In its 5th year now, the 14-kilometre spiritual walk raises awareness about Indigenous treaty rights and the impact of the Canadian tar sands and pipelines on local Aboriginal communities. Participants, led by indigenous elders, will “walk for the last time past a Syncrude upgrader, past tailings ponds and heavy haul trucks.”
Eriel Deranger of the Athabasca Chipewyan First Nation and Melina Laboucan-Massimo of the Lubicon Cree First Nation are two of the founding organizers of the Healing Walk. They recently wrote in this blog post on CBC News Aboriginal:
For the fifth year straight, we will smell the crude oil and toxic plumes, especially if the wind pushes back south. Some walkers, as in past years, will be forced to stop walking due to breathing difficulties or bloody noses. We will walk at ground zero of the oilands, surrounded by vast oilsands mines.
Just to the north of our walk, one of the newest mines, Imperial Oil’s Kearl mine, will be the size of Washington DC when it’s completed.

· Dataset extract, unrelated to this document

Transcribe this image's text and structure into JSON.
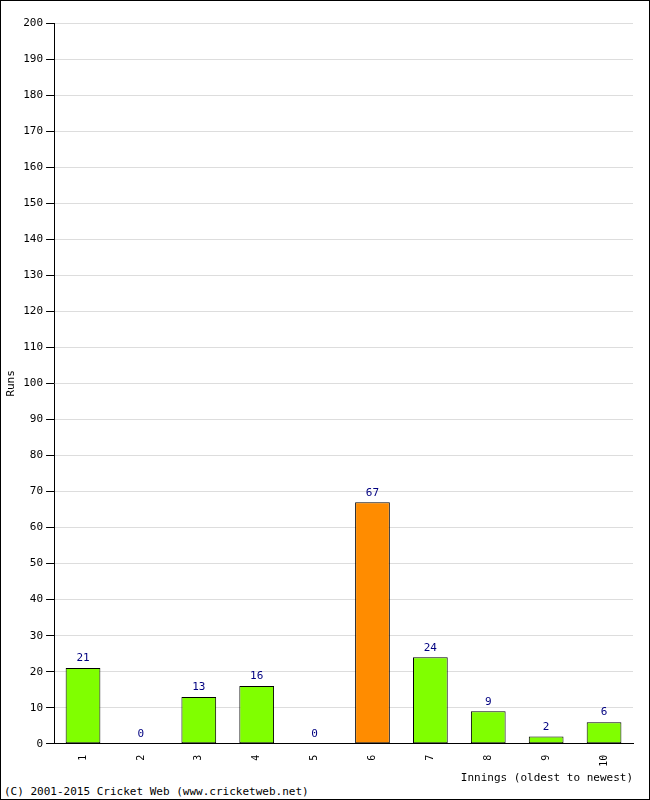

On foot it starts to hit you, the size and the smell grabs at your core and leaves an indelible impact. The walk is 14 kilometres and coming around the corner at the start of the walk, seeing the massive tailings pond, the trucks lined up along the road, tears start streaming as you realize just how massive and unsustainable oilsands really are. It happens to a lot of us, this shared experience.
This year is the last healing walk, not because the oilsands will stop expanding tomorrow, but because our original goal has been achieved. First Nation communities, once isolated and at times fearful to talk about oilsands and their impacts, are no longer alone.
The Tar Sands Healing Walk — a space and place for communities to come and share their concerns about oilsands development — has been crucial to creating First Nations solidarity in communities throughout Alberta, and also the rest of Canada and the United States, where First Nations are uniting because of their shared experiences living near oilsands extraction, pipelines and refineries.
The Healing Walk began as a one-day ceremony and a walk but has now grown into a two-day event with workshops and speakers.
Chief Allan Adam, the chief of the Athabasca Chipewyan First Nation, and Grand Chief Derek Nepinak of the Assembly of Manitoba Chiefs, gave opening remarks before the Healing Walk began this morning.
On this Facebook Page, the organizers explain that “the Healing Walk was born out of a need to heal.” That it’s “an acknowledgement of the people and other living beings, the water, the land and the air, that is suffering due to our unhealthy energy addictions.”
Past participants include Wab Kinew, Naomi Klein, Bill McKibben and Tantoo Cardinal.